Given the disparity between estimated rows and the number actually encountered at runtime, this number means nothing. In fact, these numbers are often no better than a very loose hint, because the optimizer's cost model probably bears very little relation to the actual costs of execution in your particular hardware environment, even where the cardinality estimates happen to be exactly correct.
As you can see in the execution-plan, the Update-Operation of the clustered index would take 99% of the costs of the plan
Same explanation as above. According to the optimizer's cost model, if the query had actually produced the same number of rows as estimated, the Clustered Index Update would account for 99% of the estimated cost of running this statement.
LieferantID is not the Clustered index (but it is in another index WW_Pos_LieferantID). Nevertheless, it has to update the clustered index?
An update always has to modify the clustered index, since the clustered index is the table. Changes must be made in the base table as well as any nonclustered indexes (which are just copies of a subset of the underlying table data).
Why does this Update-Statement take about 40 seconds, even though there are no records to update?

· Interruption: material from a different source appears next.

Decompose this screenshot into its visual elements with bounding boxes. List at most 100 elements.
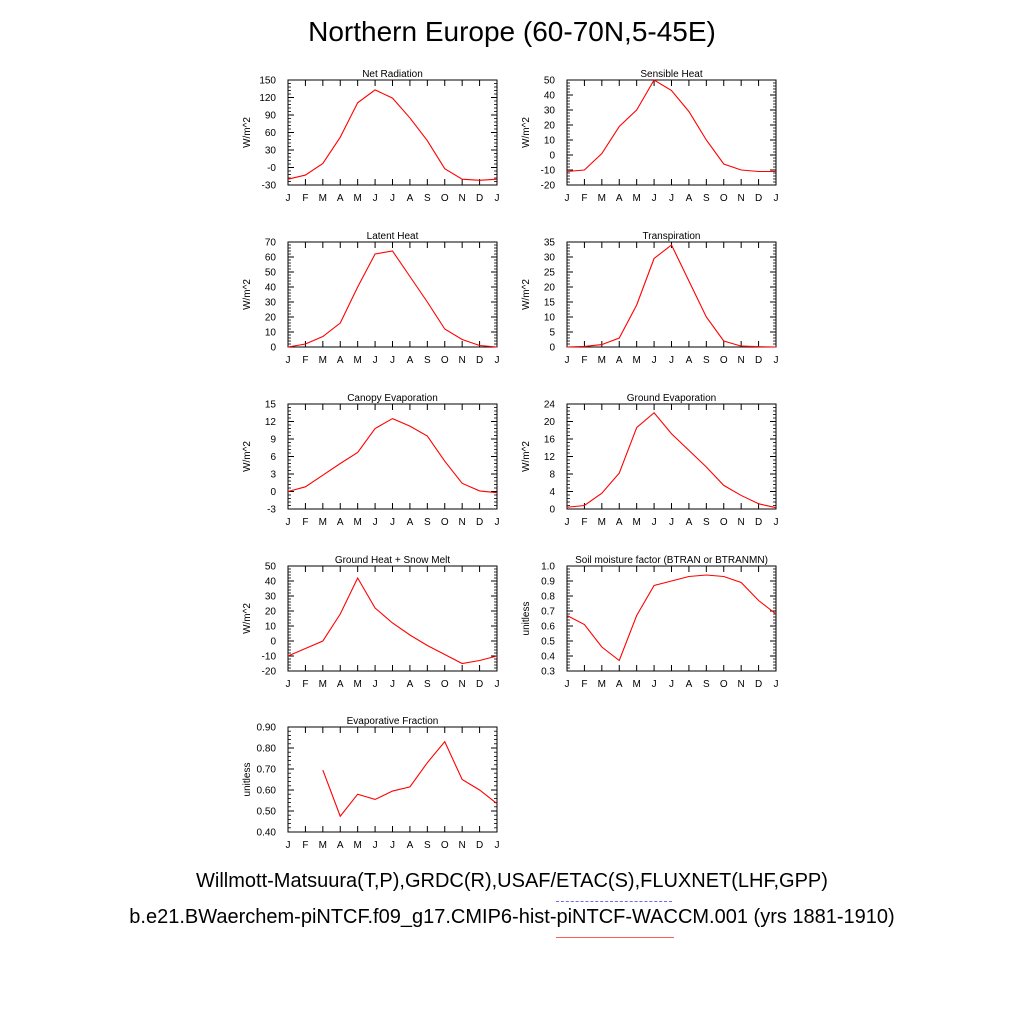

Hard to say from the information provided. This may be a trigger plan (after or instead of update) assuming you do not have a table called [deleted], in which case it is possible you are timing the complete update statement, and not just the execution of this trigger code.
To address an extra question raised in comments to the question, the extra operators in the execution plan are to detect non-updating updates (a change to a nonclustered index that does not actually change the stored value).